Imposing Religion on Children is Abusive

Denver Art Museum - Wheel: Overlays
Denver Art Museum - Wheel: Overlays (Photo credit: Brian Papantonio)

I love hearing from my readers, and I feel "blessed" to have the opportunity to correspond with some truly great people through this blog. Every now and then, I hear a tale of such pain and torment that it really affects me. In catching up with some recent email, I just found such a case. I'm keeping the details on this one vague on purpose because I do not yet have permission from the author to share this with you.

Here's the situation: we have a 17 year-old being forced to attend church and told that he belongs to a particular religion by his parents. He's wondering whether this is legal (I suspect that it is) and has raised questions about what any of us can do to prevent other children from having to endure similar experiences in the future.

Since that is all I feel at liberty to disclose about him, I will tell you that I went through something similar at a younger age, and I'll use my experience to say what I want to say. I'm just going to come out and say it - this is abusive. I realize that our society and our legal system does not currently recognize it as such, but this is abusive! A child should have the right to be secure in his or her own mind, and this sort of imposed religion violates that right.
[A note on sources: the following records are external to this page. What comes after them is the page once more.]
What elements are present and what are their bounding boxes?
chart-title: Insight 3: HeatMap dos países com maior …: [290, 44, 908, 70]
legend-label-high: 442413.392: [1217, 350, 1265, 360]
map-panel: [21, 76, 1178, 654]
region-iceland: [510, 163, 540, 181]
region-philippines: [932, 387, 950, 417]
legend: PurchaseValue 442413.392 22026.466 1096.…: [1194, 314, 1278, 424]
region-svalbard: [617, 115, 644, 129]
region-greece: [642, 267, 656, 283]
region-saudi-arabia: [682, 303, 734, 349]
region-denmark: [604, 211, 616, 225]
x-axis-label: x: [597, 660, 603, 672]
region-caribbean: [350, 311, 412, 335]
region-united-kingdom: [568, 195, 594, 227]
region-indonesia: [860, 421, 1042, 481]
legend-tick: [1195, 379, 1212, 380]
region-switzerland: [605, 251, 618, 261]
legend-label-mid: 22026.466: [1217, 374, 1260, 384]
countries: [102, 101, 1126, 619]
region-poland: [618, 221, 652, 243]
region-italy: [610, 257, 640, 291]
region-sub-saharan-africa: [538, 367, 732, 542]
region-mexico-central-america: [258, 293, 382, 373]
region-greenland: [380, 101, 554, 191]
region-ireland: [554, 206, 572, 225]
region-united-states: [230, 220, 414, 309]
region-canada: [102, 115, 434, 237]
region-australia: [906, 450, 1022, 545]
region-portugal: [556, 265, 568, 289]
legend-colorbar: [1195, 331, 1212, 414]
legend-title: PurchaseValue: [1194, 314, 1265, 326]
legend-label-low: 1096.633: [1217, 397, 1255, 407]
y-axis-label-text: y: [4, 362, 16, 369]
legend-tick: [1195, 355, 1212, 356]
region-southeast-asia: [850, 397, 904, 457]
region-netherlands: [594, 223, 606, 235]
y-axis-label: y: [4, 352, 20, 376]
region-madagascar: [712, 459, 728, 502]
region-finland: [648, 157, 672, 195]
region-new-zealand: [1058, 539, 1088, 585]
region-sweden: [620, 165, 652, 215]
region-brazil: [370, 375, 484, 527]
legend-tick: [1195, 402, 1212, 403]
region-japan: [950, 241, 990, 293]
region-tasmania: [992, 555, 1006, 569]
I endured a years of mandatory church attendance. When I tried to explain my doubts to my parents, literally begging not to have to accompany them to church, I was dragged there anyway, threatened with all sorts of punishments if I refused. It wasn't just that it was boring; it felt horribly wrong. I didn't believe this stuff, and I didn't want to pretend otherwise. I'd been taught that it was important to be true to myself and that freedom was an important value on which my country was founded. There was nothing free about this, and I'm not exaggerating when I say that sitting through church week after week against my will after I had come to realize that I no longer believed in any of it made me feel dead inside. It made me question who I was, and it would take me years to find an answer.

I know my parents meant well. We've finally been able to talk about it - sort of - many years later. But, and it really pains me to admit this to myself, our relationship has never quite recovered. I've tried to forgive them, and I have made some progress in that direction. Still, I'm not all the way there. Man, it really hurts to admit that.

What we can do, if anything, to protect children from this sort of torment? I really don't know. I don't imagine the religious indoctrination of children by their parents will ever be prohibited. We seem content to grant parents the right to do this and many other damaging things to their children without a second thought. I'm a bit too emotional at the moment to think about this clearly right now, so I'm going to have to come back to this question in a later post.